Atmosferi ve gerçekçiliği ile Türk sinema tarihinde yerini koruyacak bir film.
(bkz: vicit)
dün akşam izlemeye fırsat bulduğum ve beni etkileyen film olmuştur. hatice aslan mükemmelin üstü oynamış. o hareketler, o baygın halleri, psikopata bağladığı halleri, gerçekten hakkını vererek tebrik ediyorum oyunculuğunu.

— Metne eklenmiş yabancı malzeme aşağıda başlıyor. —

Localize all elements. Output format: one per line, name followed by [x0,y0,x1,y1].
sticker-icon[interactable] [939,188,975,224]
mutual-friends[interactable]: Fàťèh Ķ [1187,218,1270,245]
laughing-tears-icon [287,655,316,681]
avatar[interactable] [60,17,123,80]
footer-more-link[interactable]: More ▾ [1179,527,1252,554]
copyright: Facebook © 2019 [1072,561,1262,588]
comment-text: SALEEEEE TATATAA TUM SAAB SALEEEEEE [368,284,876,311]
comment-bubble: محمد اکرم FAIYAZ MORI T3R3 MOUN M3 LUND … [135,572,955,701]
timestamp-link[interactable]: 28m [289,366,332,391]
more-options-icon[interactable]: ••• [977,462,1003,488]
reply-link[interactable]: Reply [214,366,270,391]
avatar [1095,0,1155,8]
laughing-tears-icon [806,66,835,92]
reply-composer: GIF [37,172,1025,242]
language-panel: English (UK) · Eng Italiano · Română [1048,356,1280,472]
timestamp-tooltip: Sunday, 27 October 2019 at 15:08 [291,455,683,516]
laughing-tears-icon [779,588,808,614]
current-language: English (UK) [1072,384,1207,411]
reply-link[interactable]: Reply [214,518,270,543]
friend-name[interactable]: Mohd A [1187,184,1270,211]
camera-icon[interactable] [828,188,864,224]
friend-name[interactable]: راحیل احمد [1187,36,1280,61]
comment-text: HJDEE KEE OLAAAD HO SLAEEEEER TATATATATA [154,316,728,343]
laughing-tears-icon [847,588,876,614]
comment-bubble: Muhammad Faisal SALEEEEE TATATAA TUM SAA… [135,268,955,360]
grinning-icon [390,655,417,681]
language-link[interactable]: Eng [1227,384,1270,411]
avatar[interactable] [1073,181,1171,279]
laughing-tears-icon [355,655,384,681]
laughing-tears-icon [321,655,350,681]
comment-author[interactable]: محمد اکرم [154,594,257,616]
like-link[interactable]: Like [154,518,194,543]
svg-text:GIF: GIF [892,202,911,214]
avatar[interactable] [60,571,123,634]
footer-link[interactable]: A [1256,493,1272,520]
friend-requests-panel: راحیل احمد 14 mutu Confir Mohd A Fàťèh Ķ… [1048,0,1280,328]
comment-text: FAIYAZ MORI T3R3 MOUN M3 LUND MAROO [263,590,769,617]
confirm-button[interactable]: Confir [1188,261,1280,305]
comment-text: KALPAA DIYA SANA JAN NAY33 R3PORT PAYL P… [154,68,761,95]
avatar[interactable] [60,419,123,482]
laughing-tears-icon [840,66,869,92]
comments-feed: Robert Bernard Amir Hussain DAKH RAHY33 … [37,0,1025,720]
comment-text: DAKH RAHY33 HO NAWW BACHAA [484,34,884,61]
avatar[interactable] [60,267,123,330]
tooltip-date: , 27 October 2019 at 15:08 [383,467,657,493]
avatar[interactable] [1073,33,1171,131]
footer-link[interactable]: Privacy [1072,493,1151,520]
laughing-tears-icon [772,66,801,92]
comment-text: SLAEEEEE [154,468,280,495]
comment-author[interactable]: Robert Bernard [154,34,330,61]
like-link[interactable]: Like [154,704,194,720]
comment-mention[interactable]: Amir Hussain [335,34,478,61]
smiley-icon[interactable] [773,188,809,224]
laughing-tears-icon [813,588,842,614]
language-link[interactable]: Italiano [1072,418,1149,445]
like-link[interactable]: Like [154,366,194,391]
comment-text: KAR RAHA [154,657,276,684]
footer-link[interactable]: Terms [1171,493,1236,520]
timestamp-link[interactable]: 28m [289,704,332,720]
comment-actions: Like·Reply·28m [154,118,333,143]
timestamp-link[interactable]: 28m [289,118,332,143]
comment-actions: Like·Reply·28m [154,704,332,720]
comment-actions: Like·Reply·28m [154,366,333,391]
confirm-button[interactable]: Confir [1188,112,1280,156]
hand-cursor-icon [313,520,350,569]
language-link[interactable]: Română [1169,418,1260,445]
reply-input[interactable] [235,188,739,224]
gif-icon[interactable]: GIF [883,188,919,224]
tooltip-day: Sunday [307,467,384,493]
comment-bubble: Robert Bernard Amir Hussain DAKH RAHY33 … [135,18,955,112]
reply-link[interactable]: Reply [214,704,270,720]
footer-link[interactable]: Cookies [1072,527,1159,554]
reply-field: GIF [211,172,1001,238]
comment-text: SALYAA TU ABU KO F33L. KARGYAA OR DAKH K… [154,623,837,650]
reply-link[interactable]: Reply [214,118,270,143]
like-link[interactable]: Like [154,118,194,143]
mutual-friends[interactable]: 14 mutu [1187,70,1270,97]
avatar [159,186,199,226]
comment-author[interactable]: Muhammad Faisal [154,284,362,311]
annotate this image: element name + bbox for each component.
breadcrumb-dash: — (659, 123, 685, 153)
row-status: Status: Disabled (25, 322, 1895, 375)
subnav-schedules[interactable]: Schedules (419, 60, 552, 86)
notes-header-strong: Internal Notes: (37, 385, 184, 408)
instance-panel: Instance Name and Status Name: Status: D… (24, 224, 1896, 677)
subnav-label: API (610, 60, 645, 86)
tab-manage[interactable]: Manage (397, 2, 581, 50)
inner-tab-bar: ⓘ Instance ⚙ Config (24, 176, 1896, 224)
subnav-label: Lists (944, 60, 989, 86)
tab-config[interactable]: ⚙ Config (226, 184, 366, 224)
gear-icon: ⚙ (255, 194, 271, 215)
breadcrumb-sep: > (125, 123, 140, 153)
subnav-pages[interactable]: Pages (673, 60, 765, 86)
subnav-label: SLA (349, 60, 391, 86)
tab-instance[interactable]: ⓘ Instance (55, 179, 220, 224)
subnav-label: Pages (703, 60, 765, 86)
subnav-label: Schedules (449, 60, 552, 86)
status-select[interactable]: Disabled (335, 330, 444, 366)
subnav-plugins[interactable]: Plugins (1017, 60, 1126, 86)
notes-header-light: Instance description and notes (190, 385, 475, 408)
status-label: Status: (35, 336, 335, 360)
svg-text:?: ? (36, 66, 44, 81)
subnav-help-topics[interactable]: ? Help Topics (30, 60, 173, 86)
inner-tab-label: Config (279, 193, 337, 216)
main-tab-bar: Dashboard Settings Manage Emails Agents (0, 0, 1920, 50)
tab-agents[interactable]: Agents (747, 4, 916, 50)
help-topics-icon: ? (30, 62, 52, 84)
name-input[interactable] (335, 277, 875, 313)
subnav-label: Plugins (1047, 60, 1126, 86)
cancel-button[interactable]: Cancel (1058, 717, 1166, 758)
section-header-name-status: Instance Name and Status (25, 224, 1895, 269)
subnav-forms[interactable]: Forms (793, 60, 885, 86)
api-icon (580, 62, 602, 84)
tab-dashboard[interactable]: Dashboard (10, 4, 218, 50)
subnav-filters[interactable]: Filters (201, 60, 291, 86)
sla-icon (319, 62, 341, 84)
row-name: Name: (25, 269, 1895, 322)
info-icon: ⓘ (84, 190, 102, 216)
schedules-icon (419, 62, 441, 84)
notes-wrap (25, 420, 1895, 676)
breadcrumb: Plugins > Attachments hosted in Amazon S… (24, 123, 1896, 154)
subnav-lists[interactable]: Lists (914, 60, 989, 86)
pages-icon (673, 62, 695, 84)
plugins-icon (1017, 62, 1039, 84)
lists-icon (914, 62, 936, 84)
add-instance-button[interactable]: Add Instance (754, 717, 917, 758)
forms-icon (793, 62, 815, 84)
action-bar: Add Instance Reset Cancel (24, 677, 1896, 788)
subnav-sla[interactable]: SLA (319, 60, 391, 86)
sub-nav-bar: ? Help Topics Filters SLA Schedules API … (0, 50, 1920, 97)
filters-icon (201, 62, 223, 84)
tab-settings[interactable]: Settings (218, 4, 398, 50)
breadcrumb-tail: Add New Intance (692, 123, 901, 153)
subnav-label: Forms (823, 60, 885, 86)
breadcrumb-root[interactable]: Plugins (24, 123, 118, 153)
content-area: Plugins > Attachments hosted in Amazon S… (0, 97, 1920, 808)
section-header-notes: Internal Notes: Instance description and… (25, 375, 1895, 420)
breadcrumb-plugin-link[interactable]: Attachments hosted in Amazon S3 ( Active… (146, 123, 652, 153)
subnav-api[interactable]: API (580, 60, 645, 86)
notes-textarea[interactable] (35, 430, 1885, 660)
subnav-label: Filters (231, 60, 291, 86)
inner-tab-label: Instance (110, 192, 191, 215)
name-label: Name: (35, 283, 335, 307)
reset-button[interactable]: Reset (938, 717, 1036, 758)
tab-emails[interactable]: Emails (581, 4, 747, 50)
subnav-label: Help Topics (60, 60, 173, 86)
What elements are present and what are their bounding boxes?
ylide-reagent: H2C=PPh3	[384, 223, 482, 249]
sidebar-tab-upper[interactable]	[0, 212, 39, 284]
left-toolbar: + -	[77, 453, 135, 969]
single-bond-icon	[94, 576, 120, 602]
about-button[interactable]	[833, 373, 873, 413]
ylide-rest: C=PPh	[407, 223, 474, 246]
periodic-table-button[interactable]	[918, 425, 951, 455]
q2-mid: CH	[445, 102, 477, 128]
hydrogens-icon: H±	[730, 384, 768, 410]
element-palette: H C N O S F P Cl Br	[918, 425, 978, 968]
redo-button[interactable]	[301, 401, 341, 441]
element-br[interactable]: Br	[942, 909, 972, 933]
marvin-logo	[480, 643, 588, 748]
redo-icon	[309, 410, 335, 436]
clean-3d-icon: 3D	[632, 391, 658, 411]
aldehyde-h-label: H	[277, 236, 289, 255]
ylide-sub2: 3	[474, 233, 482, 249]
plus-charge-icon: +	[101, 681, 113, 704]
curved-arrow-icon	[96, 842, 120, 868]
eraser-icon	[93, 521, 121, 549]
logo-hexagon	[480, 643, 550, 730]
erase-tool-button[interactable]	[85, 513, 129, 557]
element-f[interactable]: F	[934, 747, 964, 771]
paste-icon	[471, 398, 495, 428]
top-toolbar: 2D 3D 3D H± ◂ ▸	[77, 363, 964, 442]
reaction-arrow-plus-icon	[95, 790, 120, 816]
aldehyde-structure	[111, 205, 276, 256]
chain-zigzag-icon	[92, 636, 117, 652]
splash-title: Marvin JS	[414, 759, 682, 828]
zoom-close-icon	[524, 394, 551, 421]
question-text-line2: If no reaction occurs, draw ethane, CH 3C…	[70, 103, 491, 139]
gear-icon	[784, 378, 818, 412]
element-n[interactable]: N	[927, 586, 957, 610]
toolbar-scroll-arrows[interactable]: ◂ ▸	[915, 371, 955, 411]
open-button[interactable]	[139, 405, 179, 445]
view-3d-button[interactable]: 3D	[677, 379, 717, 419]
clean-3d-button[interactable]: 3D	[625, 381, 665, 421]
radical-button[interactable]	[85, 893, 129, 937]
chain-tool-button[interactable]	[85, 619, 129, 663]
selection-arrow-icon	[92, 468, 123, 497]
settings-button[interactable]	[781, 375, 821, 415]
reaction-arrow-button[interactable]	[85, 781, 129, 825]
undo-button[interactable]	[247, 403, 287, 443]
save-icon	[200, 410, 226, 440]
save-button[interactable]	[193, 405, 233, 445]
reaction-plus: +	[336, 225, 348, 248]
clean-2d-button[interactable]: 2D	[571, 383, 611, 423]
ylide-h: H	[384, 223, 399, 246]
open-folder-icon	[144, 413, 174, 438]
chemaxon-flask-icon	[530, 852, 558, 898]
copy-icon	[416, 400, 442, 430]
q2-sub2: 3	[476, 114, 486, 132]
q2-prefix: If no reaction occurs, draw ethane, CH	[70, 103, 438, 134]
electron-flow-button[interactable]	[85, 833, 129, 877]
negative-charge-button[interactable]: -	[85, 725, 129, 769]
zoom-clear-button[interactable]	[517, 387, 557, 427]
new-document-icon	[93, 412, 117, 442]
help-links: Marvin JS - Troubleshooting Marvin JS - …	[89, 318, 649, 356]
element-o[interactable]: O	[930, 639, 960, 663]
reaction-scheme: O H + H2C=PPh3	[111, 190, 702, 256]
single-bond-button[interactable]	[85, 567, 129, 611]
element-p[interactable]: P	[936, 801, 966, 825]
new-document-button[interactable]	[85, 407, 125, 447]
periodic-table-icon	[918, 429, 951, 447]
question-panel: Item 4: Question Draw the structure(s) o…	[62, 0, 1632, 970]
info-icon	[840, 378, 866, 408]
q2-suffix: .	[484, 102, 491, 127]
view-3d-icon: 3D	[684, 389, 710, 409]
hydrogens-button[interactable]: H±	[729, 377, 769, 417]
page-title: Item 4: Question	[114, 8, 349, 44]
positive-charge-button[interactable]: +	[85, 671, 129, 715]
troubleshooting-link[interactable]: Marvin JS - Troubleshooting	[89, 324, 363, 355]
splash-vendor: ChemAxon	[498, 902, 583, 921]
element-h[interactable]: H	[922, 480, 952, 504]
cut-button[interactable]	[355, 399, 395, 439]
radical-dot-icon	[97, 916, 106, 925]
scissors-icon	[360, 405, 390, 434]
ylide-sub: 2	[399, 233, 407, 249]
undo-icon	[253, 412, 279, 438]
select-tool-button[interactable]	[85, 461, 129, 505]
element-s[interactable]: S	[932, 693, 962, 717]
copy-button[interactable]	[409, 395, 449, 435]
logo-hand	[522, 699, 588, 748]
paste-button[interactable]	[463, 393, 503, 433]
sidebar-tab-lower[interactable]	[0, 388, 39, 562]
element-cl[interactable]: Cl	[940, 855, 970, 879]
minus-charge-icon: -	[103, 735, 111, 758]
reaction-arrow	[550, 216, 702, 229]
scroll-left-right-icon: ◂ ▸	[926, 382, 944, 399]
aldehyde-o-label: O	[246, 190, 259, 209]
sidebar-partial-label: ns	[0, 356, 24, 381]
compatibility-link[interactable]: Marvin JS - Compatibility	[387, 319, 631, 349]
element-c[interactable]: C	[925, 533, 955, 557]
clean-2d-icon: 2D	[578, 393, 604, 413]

Filme gelince eğer film izlemeyi seviyorsanız izlenir film, oyunculuk adına güzel sahneleri var.

Filmde beni koparan, yerin dibine sokan ama heyecanlandıran sahne.
--spoiler--
ama sana iyi bakmış valla, bak ablanla aranızda 3 yaş fark var ama ablan saldı kendini.
--spoiler--

çok fenaydı.

--spoiler--
normaldir, ben senin annen yaşındayım oğlum.
--spoiler--

edit: spoiler 2 eklendi.
cengiz bozkurt'un performansı gerçekten muhteşem olan film. ister istemez kendinden soğuttu birkaç saatliğine beni o ayrı.
hatice aslan'ın ders niteliğinde oyunculuğuna sahne olan ve konusu itibariyle değil de oyuncuların performansıyla değerlendirildiğinde kesinlikle izleyin lan dediğim film.

ayrıca;

(bkz: cengiz bozkurt)
Sevgilisinden habersiz olarak sevişmelerini kameraya alıp arkadaşlarına izletecek kadar rahat karakteriyle bir pezevengi oynayan Cengiz Bozkurt'un kendinden soğuttuğu,Hatice Aslan'ın sergilediği muazzam oyunculuk ve yaşına göre düzgün fiziğiyle dikkat çektiği çıkarımlarla dolu enfes bir dram filmi.

Özellikle ayak sahnesi çok başarılı olmuş.Kart bir orospuya dahi bu kadar aşık olunabilmesi serzeniştelerde bulunmaya yol açmış,kıskandırmıştır.